Going grains-free is not really an issue for me.  Sure, I tend to bulk up on them before starting down the paleo/modified-paleo route, but I can see myself living almost grain-free for the bulk of my life if I would just set my mind to it.  Not eating grains over the last 4 days has been no big deal, aside from the fact that everything “easy” includes grains (pizza, sandwiches, Mexican food).  Once I got past the first day of this, my definition of “easy” went out the window and I came up with easy ways to get calories without needing grains to put them on, essentially.

So how am I making this work?  When I started out on this, I was very concerned that I wouldn’t be able to get creative enough to get all of my required calories in for being a 20-week pregnant gal.  The first day, I failed miserably.  The second day, with B’s help, I almost hit my target and I was thrilled.

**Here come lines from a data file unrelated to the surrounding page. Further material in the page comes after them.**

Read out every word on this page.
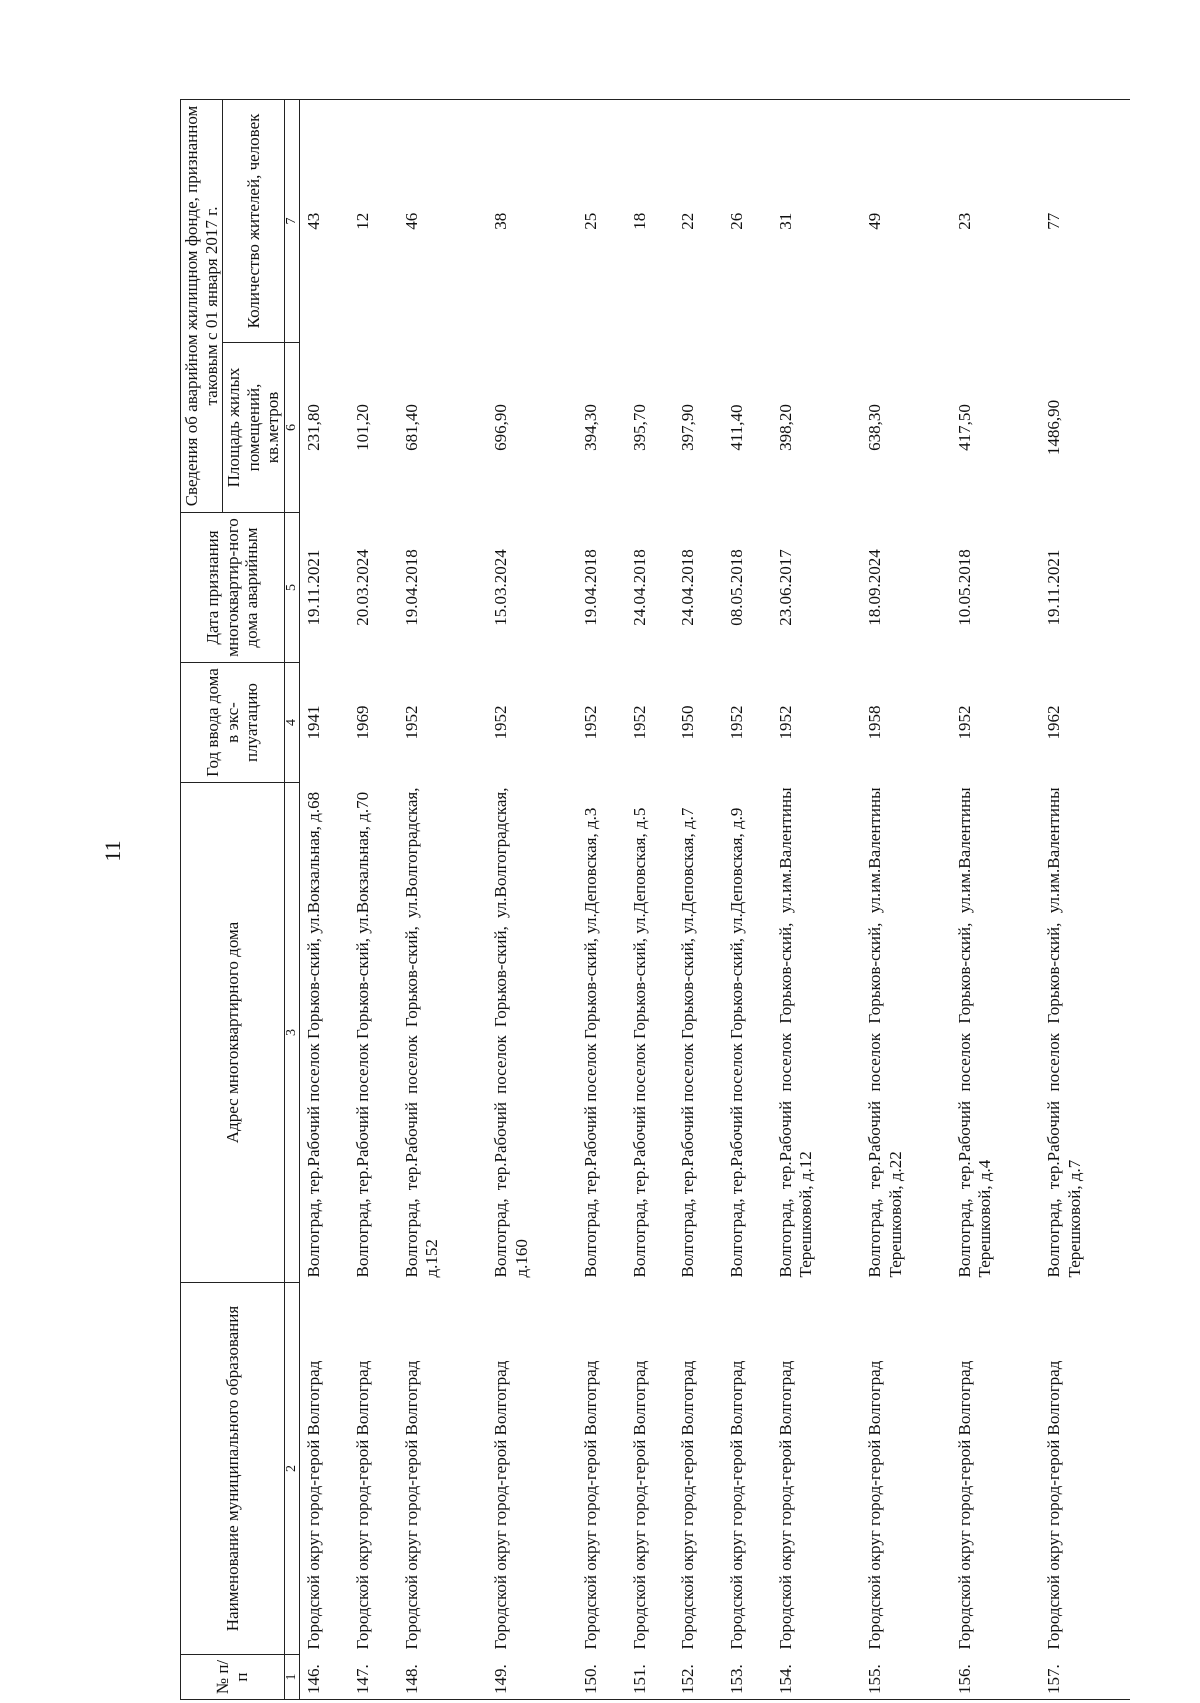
11
№ п/п	Наименование муниципального образования	Адрес многоквартирного дома	Год ввода дома в экс-плуатацию	Дата признания многоквартир-ного дома аварийным	Сведения об аварийном жилищном фонде, признанном таковым с 01 января 2017 г.	
					Площадь жилых помещений, кв.метров	Количество жителей, человек
1	2	3	4	5	6	7
146.	Городской округ город-герой Волгоград	Волгоград, тер.Рабочий поселок Горьков-ский, ул.Вокзальная, д.68	1941	19.11.2021	231,80	43
147.	Городской округ город-герой Волгоград	Волгоград, тер.Рабочий поселок Горьков-ский, ул.Вокзальная, д.70	1969	20.03.2024	101,20	12
148.	Городской округ город-герой Волгоград	Волгоград, тер.Рабочий поселок Горьков-ский, ул.Волгоградская, д.152	1952	19.04.2018	681,40	46
149.	Городской округ город-герой Волгоград	Волгоград, тер.Рабочий поселок Горьков-ский, ул.Волгоградская, д.160	1952	15.03.2024	696,90	38
150.	Городской округ город-герой Волгоград	Волгоград, тер.Рабочий поселок Горьков-ский, ул.Деповская, д.3	1952	19.04.2018	394,30	25
151.	Городской округ город-герой Волгоград	Волгоград, тер.Рабочий поселок Горьков-ский, ул.Деповская, д.5	1952	24.04.2018	395,70	18
152.	Городской округ город-герой Волгоград	Волгоград, тер.Рабочий поселок Горьков-ский, ул.Деповская, д.7	1950	24.04.2018	397,90	22
153.	Городской округ город-герой Волгоград	Волгоград, тер.Рабочий поселок Горьков-ский, ул.Деповская, д.9	1952	08.05.2018	411,40	26
154.	Городской округ город-герой Волгоград	Волгоград, тер.Рабочий поселок Горьков-ский, ул.им.Валентины Терешковой, д.12	1952	23.06.2017	398,20	31
155.	Городской округ город-герой Волгоград	Волгоград, тер.Рабочий поселок Горьков-ский, ул.им.Валентины Терешковой, д.22	1958	18.09.2024	638,30	49
156.	Городской округ город-герой Волгоград	Волгоград, тер.Рабочий поселок Горьков-ский, ул.им.Валентины Терешковой, д.4	1952	10.05.2018	417,50	23
157.	Городской округ город-герой Волгоград	Волгоград, тер.Рабочий поселок Горьков-ский, ул.им.Валентины Терешковой, д.7	1962	19.11.2021	1486,90	77
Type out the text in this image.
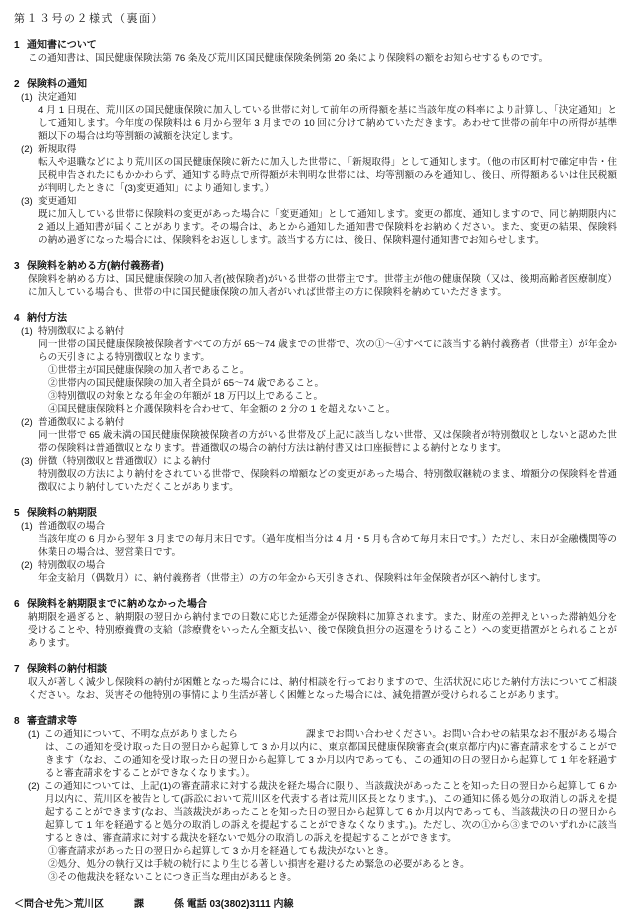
第１３号の２様式（裏面）
1 通知書について

この通知書は、国民健康保険法第 76 条及び荒川区国民健康保険条例第 20 条により保険料の額をお知らせするものです。

2 保険料の通知
(1) 決定通知

4 月 1 日現在、荒川区の国民健康保険に加入している世帯に対して前年の所得額を基に当該年度の料率により計算し、「決定通知」として通知します。今年度の保険料は 6 月から翌年 3 月までの 10 回に分けて納めていただきます。あわせて世帯の前年中の所得が基準額以下の場合は均等割額の減額を決定します。

(2) 新規取得

転入や退職などにより荒川区の国民健康保険に新たに加入した世帯に、「新規取得」として通知します。（他の市区町村で確定申告・住民税申告されたにもかかわらず、通知する時点で所得額が未判明な世帯には、均等割額のみを通知し、後日、所得額あるいは住民税額が判明したときに「(3)変更通知」により通知します。）

(3) 変更通知

既に加入している世帯に保険料の変更があった場合に「変更通知」として通知します。変更の都度、通知しますので、同じ納期限内に 2 通以上通知書が届くことがあります。その場合は、あとから通知した通知書で保険料をお納めください。また、変更の結果、保険料の納め過ぎになった場合には、保険料をお返しします。該当する方には、後日、保険料還付通知書でお知らせします。

3 保険料を納める方(納付義務者)

保険料を納める方は、国民健康保険の加入者(被保険者)がいる世帯の世帯主です。世帯主が他の健康保険（又は、後期高齢者医療制度）に加入している場合も、世帯の中に国民健康保険の加入者がいれば世帯主の方に保険料を納めていただきます。

4 納付方法
(1) 特別徴収による納付

同一世帯の国民健康保険被保険者すべての方が 65～74 歳までの世帯で、次の①～④すべてに該当する納付義務者（世帯主）が年金からの天引きによる特別徴収となります。

①世帯主が国民健康保険の加入者であること。
②世帯内の国民健康保険の加入者全員が 65～74 歳であること。
③特別徴収の対象となる年金の年額が 18 万円以上であること。
④国民健康保険料と介護保険料を合わせて、年金額の 2 分の 1 を超えないこと。
(2) 普通徴収による納付

同一世帯で 65 歳未満の国民健康保険被保険者の方がいる世帯及び上記に該当しない世帯、又は保険者が特別徴収としないと認めた世帯の保険料は普通徴収となります。普通徴収の場合の納付方法は納付書又は口座振替による納付となります。

(3) 併徴（特別徴収と普通徴収）による納付

特別徴収の方法により納付をされている世帯で、保険料の増額などの変更があった場合、特別徴収継続のまま、増額分の保険料を普通徴収により納付していただくことがあります。

5 保険料の納期限
(1) 普通徴収の場合

当該年度の 6 月から翌年 3 月までの毎月末日です。（過年度相当分は 4 月・5 月も含めて毎月末日です。）ただし、末日が金融機関等の休業日の場合は、翌営業日です。

(2) 特別徴収の場合

年金支給月（偶数月）に、納付義務者（世帯主）の方の年金から天引きされ、保険料は年金保険者が区へ納付します。

6 保険料を納期限までに納めなかった場合

納期限を過ぎると、納期限の翌日から納付までの日数に応じた延滞金が保険料に加算されます。また、財産の差押えといった滞納処分を受けることや、特別療養費の支給（診療費をいったん全額支払い、後で保険負担分の返還をうけること）への変更措置がとられることがあります。

7 保険料の納付相談

収入が著しく減少し保険料の納付が困難となった場合には、納付相談を行っておりますので、生活状況に応じた納付方法についてご相談ください。なお、災害その他特別の事情により生活が著しく困難となった場合には、減免措置が受けられることがあります。

8 審査請求等
(1) この通知について、不明な点がありましたら　　　　　　　課までお問い合わせください。お問い合わせの結果なお不服がある場合は、この通知を受け取った日の翌日から起算して 3 か月以内に、東京都国民健康保険審査会(東京都庁内)に審査請求をすることができます（なお、この通知を受け取った日の翌日から起算して 3 か月以内であっても、この通知の日の翌日から起算して 1 年を経過すると審査請求をすることができなくなります。）。
(2) この通知については、上記(1)の審査請求に対する裁決を経た場合に限り、当該裁決があったことを知った日の翌日から起算して 6 か月以内に、荒川区を被告として(訴訟において荒川区を代表する者は荒川区長となります。)、この通知に係る処分の取消しの訴えを提起することができます(なお、当該裁決があったことを知った日の翌日から起算して 6 か月以内であっても、当該裁決の日の翌日から起算して 1 年を経過すると処分の取消しの訴えを提起することができなくなります。)。ただし、次の①から③までのいずれかに該当するときは、審査請求に対する裁決を経ないで処分の取消しの訴えを提起することができます。
①審査請求があった日の翌日から起算して 3 か月を経過しても裁決がないとき。
②処分、処分の執行又は手続の続行により生じる著しい損害を避けるため緊急の必要があるとき。
③その他裁決を経ないことにつき正当な理由があるとき。
＜問合せ先＞荒川区　　　課　　　係 電話 03(3802)3111 内線
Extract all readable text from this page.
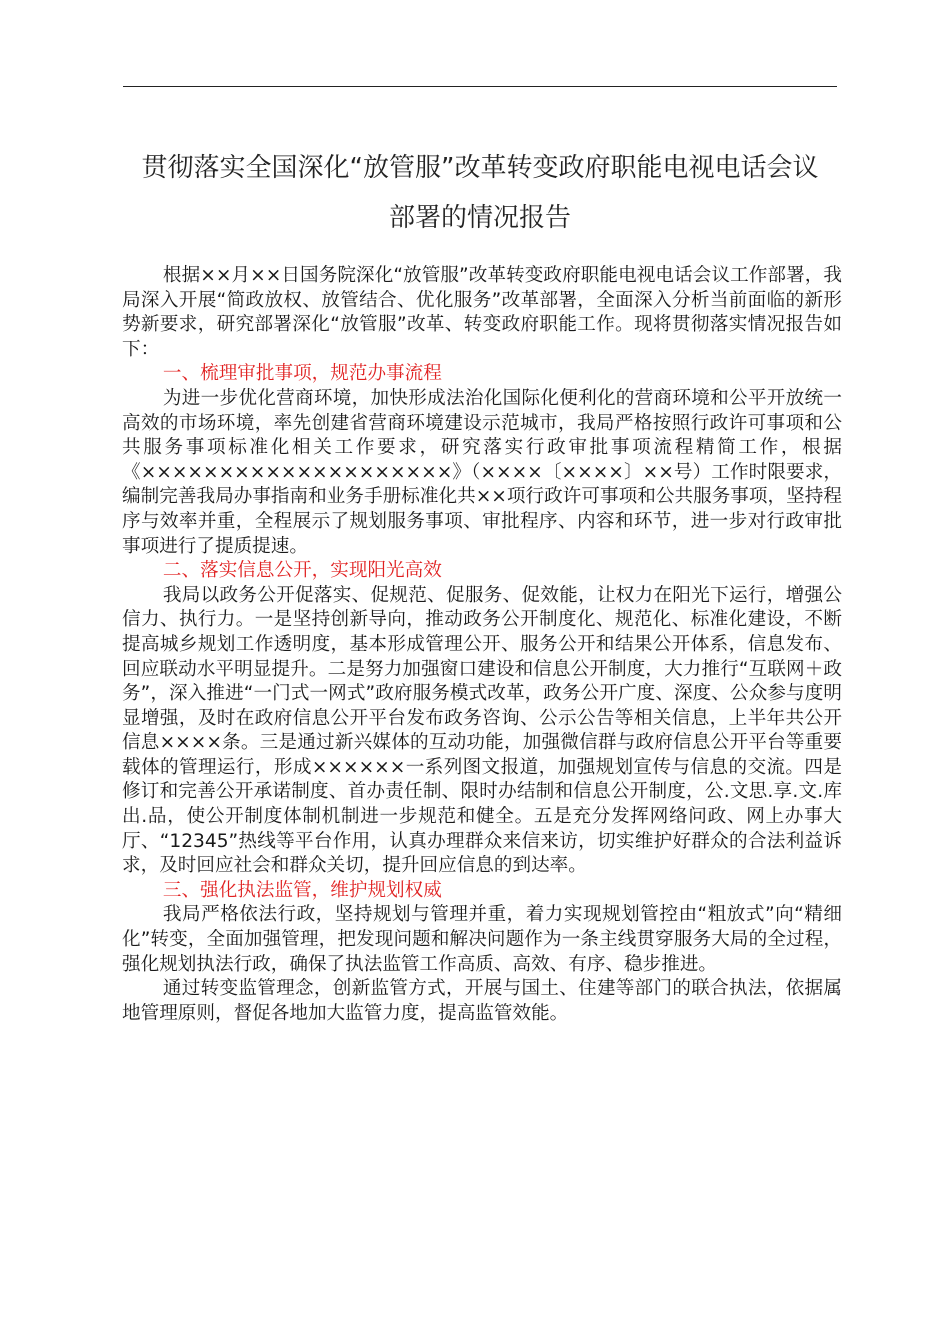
贯彻落实全国深化“放管服”改革转变政府职能电视电话会议
部署的情况报告

根据××月××日国务院深化“放管服”改革转变政府职能电视电话会议工作部署，我局深入开展“简政放权、放管结合、优化服务”改革部署，全面深入分析当前面临的新形势新要求，研究部署深化“放管服”改革、转变政府职能工作。现将贯彻落实情况报告如下：

一、梳理审批事项，规范办事流程

为进一步优化营商环境，加快形成法治化国际化便利化的营商环境和公平开放统一高效的市场环境，率先创建省营商环境建设示范城市，我局严格按照行政许可事项和公共服务事项标准化相关工作要求，研究落实行政审批事项流程精简工作，根据《××××××××××××××××××××》（××××〔××××〕××号）工作时限要求，编制完善我局办事指南和业务手册标准化共××项行政许可事项和公共服务事项，坚持程序与效率并重，全程展示了规划服务事项、审批程序、内容和环节，进一步对行政审批事项进行了提质提速。

二、落实信息公开，实现阳光高效

我局以政务公开促落实、促规范、促服务、促效能，让权力在阳光下运行，增强公信力、执行力。一是坚持创新导向，推动政务公开制度化、规范化、标准化建设，不断提高城乡规划工作透明度，基本形成管理公开、服务公开和结果公开体系，信息发布、回应联动水平明显提升。二是努力加强窗口建设和信息公开制度，大力推行“互联网＋政务”，深入推进“一门式一网式”政府服务模式改革，政务公开广度、深度、公众参与度明显增强，及时在政府信息公开平台发布政务咨询、公示公告等相关信息，上半年共公开信息××××条。三是通过新兴媒体的互动功能，加强微信群与政府信息公开平台等重要载体的管理运行，形成××××××一系列图文报道，加强规划宣传与信息的交流。四是修订和完善公开承诺制度、首办责任制、限时办结制和信息公开制度，公.文思.享.文.库出.品，使公开制度体制机制进一步规范和健全。五是充分发挥网络问政、网上办事大厅、“12345”热线等平台作用，认真办理群众来信来访，切实维护好群众的合法利益诉求，及时回应社会和群众关切，提升回应信息的到达率。

三、强化执法监管，维护规划权威

我局严格依法行政，坚持规划与管理并重，着力实现规划管控由“粗放式”向“精细化”转变，全面加强管理，把发现问题和解决问题作为一条主线贯穿服务大局的全过程，强化规划执法行政，确保了执法监管工作高质、高效、有序、稳步推进。

通过转变监管理念，创新监管方式，开展与国土、住建等部门的联合执法，依据属地管理原则，督促各地加大监管力度，提高监管效能。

The key to this is high-calorie items like meats, avocados, and coconut milk.  I eat grass-fed, all-natural, nitrite-free meat sticks every day in the form of beef, turkey, and salmon (sounds gross, but is wonderful).  We order these, and most other meats, from Wallace Farms and they deliver them to whichever pickup location I select within our area (they deliver to Naperville as well).  Coconut milk has been my saving grace – I pour it over my berries at night and, well, it makes me happy!  I had tried coconut milk yogurt which was OK, but B suggested I put straight coconut milk on my berries and that was the best suggestion ever!  Coconut milk is way cheaper than coconut yogurt, and it’s actually better.  I love it!  We also use it to make mashed cauliflower which is awesome!

How am I feeling?  I feel pretty darned good.  I have a lingering headache which I believe is from caffeine withdrawal.  Besides that, I just feel better and way less bloated.  I was having a lot of stomach pain before I started this and that has all disappeared.  I am still not perfect in the GI area, but it’s getting better and I have to believe that that will improve over time.  I was rather swollen in my legs and face and that has all gone away.  I am stuffier, which I wasn’t expecting having given up dairy, so I think it must be a cold.  Interestingly, but not surprisingly, I have dropped 4.2 pounds in 3 full days of this.  I know that that is not a goal, but I was gaining weight at record speed during this pregnancy and even though my doctor didn’t seem too concerned, they did say that there’s no reason for me to be putting on the weight I was.  It was time for a change – I don’t want to gain 50 pounds while pregnant!  I am now down to “normal” pregnancy weight gain for being 20 weeks pregnant, and feeling way better.  I was just retaining water like a crazy woman!  I noticed on our scale that my water % was going up at the same rate as weight, telling me it was severe water retention.  That number is now back down to my normal levels.

We went out for dinner last night to one of my favorite places of all time.  I think I’ve written about it before – it’s called the Flying Mango.  They have the most incredible smoked brisket on the planet – I am not kidding you.  Their entire menu is rather paleo-friendly, which makes it special to us – but beyond that, it’s just a great place to go!  It’s one of the few restaurant gems we have in DSM, land of the chain restaurants.  😉   I got my brisket and trimmed off all of the fat, got a mashed sweet potato cake, and steamed zucchini and brussels sprouts.  It was divine, and I only missed their decadent corn bread a little.  I didn’t even put BBQ sauce on my meat – I ate it plain Jane and it was perfect!

If I can go to my favorite restaurant and not slip up, I feel like this is more than do-able for the long term.  I do plan on re-introducing whole dairy after the initial 30 days are up, but only in the form of cheese (I miss Chip.ot.le a lot!).  I don’t see myself eating many grains in my future, except on my birthday!  I already told B that there must be an orange mimosa cake waiting for me on St. Patricks Day!